Figure 2: Core Space merging achieves efficiency comparable to full space merging, but with much higher accuracy, and is dramatically more efficient than KnOTS as the number of tasks increases.
This efficiency enables the application of sophisticated merging strategies, such as Iso-C and TSV, to large models (e.g., Llama 3 8B) that would otherwise be computationally infeasible.
Empirical Results
Extensive experiments are conducted on both vision (ViT-B/32, ViT-L/14) and language (Llama 3 8B) backbones, using LoRA-adapted models fine-tuned on multiple tasks. Core Space Merging is evaluated against full space and KnOTS merging, using a suite of merging strategies: Task Arithmetic (TA), TIES, DARE, TSV, CART, and Iso-C.
Key empirical findings:
- State-of-the-art accuracy: Core Space Merging consistently achieves the highest normalized accuracy across all tested merging strategies and tasks, outperforming both full space and KnOTS.
- Dramatic speedup: For Llama 3 8B, Core Space Merging provides up to 600× speedup over KnOTS for Iso-C, with no loss in accuracy.
- Robustness to heterogeneous ranks: The method seamlessly supports merging LoRA modules with different ranks, maintaining performance advantages.

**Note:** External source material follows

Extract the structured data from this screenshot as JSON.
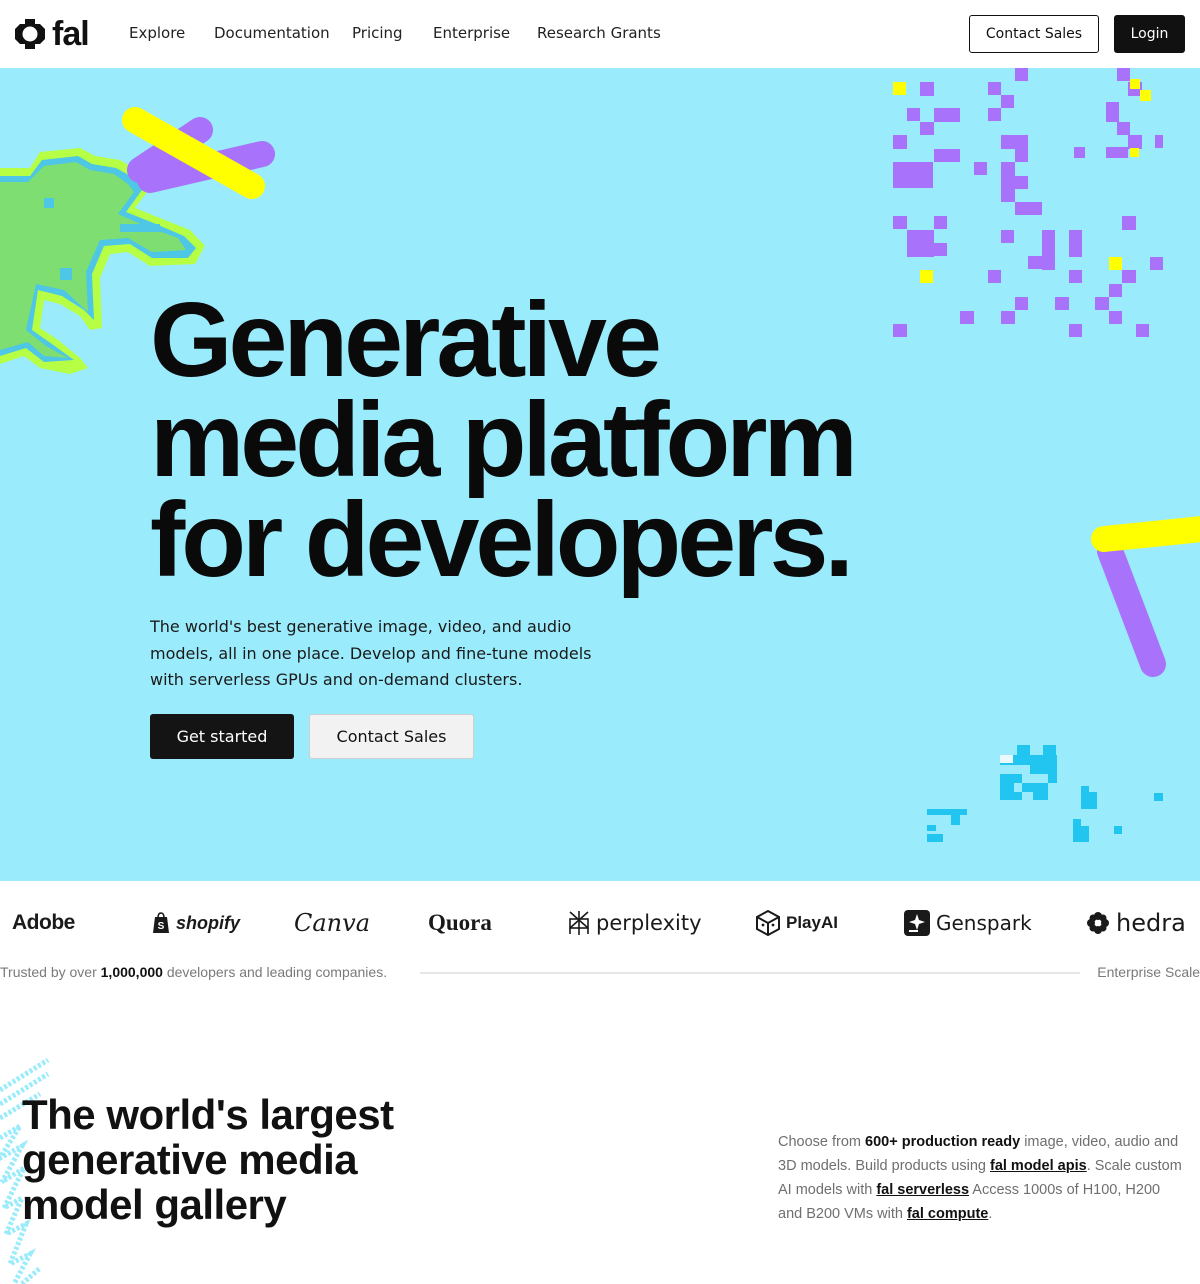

- Generalization to other PEFT methods: The framework extends to VeRA and other low-rank adaptation schemes by absorbing scaling vectors into the low-rank matrices.
Analysis of Core Space Properties
The information density and alignment properties of the core space are analyzed:

Figure 3: Truncation of components in full space has little effect, but any truncation in core space causes a sharp performance drop, indicating that core space is information-dense.
Implementation and Practical Considerations
The core space merging algorithm is straightforward to implement and is compatible with any merging strategy that operates on weight matrices. The optimized implementation avoids explicit SVDs of each LoRA matrix, instead projecting directly via the reference bases. The method is robust to overcomplete settings (T⋅r>m,n), and the theoretical guarantees of lossless reconstruction hold in all cases.
Figure 5: The optimized Core Space Merging pipeline: SVD on stacked low-dimensional matrices yields reference bases, followed by direct computation of aligned core matrices and efficient merging.
Implications and Future Directions
The Core Space Merging framework addresses a critical bottleneck in scalable multi-task adaptation of large models. By enabling efficient, accurate, and information-preserving merging of LoRA-adapted experts, it facilitates collaborative model development, federated learning, and rapid composition of specialized capabilities. The method's generality suggests applicability to a broad class of low-rank adaptation techniques and opens avenues for further research in:
- Dynamic subspace selection: Adapting the core space dimensionality based on task similarity or data-driven criteria.
- Federated and continual learning: Efficiently aggregating updates from distributed or sequentially arriving tasks.
- Extension to structured and sparse adaptation methods: Generalizing the framework to other forms of parameter-efficient adaptation.
Conclusion
Core Space Merging provides a theoretically sound and practically efficient solution for merging LoRA-adapted models. By projecting updates into a shared, information-dense subspace, it achieves state-of-the-art accuracy and scalability across vision and language domains. The framework's efficiency and extensibility position it as a foundational tool for multi-task adaptation and collaborative model development in large-scale neural architectures.